3. D'une part, l'utilité d'une mesure d'instruction ou d'expertise qu'il est demandé au juge des référés d'ordonner sur le fondement de l'article R. 532-1 du code de justice administrative doit être appréciée, au regard des éléments dont le demandeur dispose ou peut disposer par d'autres moyens et, bien que ce juge ne soit pas saisi du principal, au regard de l'intérêt que la mesure présente dans la perspective d'un litige principal, actuel ou éventuel, auquel elle est susceptible de se rattacher (cf. CE, 14.02.2017, n° 401514).

4. D'autre part, tout agent public titulaire, victime d'un accident de service ou d'une maladie professionnelle, est en droit d'obtenir de la personne publique qui l'emploie soit, en l'absence de faute de celle-ci, une indemnité complémentaire à la rente viagère d'invalidité ou à l'allocation temporaire d'invalidité à laquelle il peut prétendre, destinée à réparer ses préjudices personnels ainsi que, le cas échéant, ses préjudices patrimoniaux d'une autre nature que ceux indemnisés par cette rente ou cette allocation, soit, dans le cas où l'accident ou la maladie serait imputable à une faute de nature à engager la responsabilité de cette collectivité, la réparation intégrale de l'ensemble de son préjudice.

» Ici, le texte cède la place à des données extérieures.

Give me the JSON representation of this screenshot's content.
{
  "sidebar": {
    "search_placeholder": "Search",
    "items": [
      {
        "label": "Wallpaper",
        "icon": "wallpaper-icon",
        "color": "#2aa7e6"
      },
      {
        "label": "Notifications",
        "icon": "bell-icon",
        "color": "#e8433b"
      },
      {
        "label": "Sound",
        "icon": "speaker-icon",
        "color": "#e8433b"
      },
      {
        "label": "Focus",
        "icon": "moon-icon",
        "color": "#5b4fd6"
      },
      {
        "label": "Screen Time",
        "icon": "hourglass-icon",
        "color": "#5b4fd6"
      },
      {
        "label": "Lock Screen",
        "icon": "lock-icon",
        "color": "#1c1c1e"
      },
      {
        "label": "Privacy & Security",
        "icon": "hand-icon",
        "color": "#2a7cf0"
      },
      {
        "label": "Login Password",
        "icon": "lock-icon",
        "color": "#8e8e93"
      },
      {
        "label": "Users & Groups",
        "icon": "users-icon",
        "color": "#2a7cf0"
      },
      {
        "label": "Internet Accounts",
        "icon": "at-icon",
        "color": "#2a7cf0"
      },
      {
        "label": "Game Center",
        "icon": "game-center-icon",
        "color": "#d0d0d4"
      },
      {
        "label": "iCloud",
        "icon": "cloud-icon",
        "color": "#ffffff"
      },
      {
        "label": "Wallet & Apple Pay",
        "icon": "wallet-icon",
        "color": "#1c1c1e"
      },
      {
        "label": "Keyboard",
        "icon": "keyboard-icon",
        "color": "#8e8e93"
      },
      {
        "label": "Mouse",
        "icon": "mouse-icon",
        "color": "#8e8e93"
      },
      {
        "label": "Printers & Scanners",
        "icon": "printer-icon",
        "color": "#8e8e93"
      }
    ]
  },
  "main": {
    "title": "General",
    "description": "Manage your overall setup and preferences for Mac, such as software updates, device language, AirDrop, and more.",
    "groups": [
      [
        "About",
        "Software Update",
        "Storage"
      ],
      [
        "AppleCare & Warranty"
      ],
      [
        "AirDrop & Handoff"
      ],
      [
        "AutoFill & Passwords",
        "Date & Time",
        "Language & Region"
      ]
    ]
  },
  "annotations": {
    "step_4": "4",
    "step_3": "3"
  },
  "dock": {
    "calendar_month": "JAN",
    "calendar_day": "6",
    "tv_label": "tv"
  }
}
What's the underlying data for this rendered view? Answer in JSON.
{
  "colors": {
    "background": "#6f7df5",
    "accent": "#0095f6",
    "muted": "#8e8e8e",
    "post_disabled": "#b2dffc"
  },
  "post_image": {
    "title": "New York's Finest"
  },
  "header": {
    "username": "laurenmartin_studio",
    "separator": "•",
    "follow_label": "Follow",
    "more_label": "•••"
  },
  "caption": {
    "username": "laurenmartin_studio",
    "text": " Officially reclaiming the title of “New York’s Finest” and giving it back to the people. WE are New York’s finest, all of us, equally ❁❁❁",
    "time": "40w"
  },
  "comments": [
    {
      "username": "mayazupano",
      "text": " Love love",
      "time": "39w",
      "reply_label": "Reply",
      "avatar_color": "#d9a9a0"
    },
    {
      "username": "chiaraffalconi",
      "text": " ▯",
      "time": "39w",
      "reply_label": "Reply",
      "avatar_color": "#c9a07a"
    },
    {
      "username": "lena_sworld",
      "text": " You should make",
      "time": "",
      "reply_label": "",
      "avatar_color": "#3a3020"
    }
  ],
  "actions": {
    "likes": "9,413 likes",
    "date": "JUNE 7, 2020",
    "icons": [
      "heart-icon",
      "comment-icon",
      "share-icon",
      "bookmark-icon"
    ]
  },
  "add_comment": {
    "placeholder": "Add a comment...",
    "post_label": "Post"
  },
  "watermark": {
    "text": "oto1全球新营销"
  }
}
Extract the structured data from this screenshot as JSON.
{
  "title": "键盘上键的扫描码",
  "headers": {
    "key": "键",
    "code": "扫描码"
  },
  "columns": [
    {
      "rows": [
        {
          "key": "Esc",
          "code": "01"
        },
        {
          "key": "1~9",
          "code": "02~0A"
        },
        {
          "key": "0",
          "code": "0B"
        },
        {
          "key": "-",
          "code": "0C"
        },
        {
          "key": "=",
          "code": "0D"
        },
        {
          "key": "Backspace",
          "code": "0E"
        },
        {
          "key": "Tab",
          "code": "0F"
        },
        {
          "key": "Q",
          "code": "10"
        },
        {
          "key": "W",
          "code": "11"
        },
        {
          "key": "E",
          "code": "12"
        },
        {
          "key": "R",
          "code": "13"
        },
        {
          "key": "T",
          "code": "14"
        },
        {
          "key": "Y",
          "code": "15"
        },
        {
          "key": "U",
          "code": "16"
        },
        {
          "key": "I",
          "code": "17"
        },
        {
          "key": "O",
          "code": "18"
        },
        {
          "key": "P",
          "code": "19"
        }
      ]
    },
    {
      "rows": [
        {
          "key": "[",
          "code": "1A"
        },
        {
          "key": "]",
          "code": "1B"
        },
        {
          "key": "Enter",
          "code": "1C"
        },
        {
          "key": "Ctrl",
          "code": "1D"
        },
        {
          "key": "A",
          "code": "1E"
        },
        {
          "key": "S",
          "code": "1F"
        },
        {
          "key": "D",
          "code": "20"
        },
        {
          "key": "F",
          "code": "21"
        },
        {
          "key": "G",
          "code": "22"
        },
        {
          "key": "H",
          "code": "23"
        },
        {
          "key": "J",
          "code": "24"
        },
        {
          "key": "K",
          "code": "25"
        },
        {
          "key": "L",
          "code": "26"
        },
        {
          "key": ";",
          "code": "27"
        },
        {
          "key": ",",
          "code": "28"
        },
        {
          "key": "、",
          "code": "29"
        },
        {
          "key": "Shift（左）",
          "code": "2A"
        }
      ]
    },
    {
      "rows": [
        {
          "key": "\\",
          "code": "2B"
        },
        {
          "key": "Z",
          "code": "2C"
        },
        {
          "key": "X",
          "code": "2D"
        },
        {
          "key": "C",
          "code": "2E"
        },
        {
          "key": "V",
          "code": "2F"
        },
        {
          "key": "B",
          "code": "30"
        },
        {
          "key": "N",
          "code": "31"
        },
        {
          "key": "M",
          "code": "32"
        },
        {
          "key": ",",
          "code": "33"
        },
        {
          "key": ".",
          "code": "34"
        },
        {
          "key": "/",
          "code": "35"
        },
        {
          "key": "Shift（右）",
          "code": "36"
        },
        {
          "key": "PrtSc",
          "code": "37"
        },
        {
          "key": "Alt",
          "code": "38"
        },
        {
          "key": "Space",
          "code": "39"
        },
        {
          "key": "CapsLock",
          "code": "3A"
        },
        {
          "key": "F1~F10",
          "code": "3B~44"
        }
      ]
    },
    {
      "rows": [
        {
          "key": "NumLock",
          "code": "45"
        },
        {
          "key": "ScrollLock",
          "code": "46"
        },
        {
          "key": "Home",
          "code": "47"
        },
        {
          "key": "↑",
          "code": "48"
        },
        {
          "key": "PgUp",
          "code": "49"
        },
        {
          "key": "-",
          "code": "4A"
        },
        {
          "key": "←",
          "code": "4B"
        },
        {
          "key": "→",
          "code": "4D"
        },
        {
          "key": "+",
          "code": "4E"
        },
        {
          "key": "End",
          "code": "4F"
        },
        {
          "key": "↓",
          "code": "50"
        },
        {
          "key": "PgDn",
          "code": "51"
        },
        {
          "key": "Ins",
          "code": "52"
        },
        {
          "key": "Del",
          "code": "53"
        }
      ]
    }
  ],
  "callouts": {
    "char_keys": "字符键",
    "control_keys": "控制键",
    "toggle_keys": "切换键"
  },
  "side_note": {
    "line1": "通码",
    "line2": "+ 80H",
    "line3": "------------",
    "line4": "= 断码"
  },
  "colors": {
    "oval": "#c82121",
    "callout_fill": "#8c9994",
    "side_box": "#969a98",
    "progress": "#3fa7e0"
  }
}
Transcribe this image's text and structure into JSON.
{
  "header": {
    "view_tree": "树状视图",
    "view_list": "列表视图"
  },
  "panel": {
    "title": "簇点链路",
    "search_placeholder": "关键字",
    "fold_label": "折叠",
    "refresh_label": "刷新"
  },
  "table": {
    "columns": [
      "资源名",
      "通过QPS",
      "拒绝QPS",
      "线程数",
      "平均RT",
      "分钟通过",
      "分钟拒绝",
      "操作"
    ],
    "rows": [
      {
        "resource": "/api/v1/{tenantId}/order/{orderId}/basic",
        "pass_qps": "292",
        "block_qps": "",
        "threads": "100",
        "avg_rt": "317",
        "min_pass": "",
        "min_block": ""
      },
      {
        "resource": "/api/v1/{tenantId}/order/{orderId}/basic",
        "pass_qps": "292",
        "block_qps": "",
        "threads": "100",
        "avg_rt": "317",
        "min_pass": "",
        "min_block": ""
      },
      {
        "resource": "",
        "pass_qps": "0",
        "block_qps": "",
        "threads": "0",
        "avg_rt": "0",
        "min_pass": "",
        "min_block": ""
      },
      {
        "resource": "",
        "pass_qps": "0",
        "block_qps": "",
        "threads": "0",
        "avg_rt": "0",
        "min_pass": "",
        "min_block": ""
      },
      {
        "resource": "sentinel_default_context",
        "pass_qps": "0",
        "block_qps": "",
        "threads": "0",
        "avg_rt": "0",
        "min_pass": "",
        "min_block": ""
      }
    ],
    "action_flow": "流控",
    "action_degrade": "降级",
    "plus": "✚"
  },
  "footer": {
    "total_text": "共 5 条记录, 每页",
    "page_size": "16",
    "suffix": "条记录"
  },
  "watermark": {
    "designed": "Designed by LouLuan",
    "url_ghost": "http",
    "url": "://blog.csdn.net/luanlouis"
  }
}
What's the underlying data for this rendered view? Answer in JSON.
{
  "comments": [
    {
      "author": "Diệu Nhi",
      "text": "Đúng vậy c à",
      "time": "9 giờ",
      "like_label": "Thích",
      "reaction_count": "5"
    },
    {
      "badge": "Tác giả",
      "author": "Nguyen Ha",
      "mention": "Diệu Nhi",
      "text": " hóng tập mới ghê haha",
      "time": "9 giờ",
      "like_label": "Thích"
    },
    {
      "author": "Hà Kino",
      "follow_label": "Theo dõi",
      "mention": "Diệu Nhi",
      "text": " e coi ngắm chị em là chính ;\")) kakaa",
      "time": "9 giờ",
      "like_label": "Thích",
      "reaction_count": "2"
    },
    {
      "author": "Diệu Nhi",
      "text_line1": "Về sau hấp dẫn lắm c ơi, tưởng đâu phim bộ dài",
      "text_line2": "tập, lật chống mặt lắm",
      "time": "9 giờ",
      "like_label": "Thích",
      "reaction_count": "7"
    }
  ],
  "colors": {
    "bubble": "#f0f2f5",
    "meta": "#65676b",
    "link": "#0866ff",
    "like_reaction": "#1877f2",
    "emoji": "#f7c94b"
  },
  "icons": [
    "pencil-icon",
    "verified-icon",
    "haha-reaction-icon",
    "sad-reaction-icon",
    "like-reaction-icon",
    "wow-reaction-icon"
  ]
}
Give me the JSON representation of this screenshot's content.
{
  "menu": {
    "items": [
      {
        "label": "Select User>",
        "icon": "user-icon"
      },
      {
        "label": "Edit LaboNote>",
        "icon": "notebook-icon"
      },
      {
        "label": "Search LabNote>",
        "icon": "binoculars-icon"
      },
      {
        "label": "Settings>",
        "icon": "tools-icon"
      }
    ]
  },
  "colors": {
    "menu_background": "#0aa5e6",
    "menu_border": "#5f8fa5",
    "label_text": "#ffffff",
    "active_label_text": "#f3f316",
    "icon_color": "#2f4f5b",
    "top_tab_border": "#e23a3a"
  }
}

5. Le requérant soutient que la mesure d'expertise qu'il sollicite a pour objet d'évaluer les préjudices consécutifs au syndrome anxiodépressif dont il est victime et qu'il estime imputable au service, afin de lui permettre d'exercer une action en responsabilité à l'encontre de son ancien employeur, dans les conditions définies au point précédent, pour obtenir l'indemnisation notamment de ses préjudices personnels. Toutefois, M. B ne justifie pas que cette pathologie a été reconnue comme imputable au service. En l'absence d'une telle reconnaissance, l'action en responsabilité dont il se prévaut est, à ce jour, dépourvue d'objet. Par suite, le prononcé d'une mesure d'expertise ne peut être regardé comme présentant le caractère d'utilité requis par l'article R. 532-1 du code de justice administrative.

6. Il résulte de ce qui précède que M. B n'est pas fondé à se plaindre de ce que, par l'ordonnance attaquée, le juge des référés du tribunal administratif de Marseille a rejeté sa demande.

O R D O N N E :

Article 1er : La requête de M. B est rejetée.

Article 2 : La présente ordonnance sera notifiée à M. A B.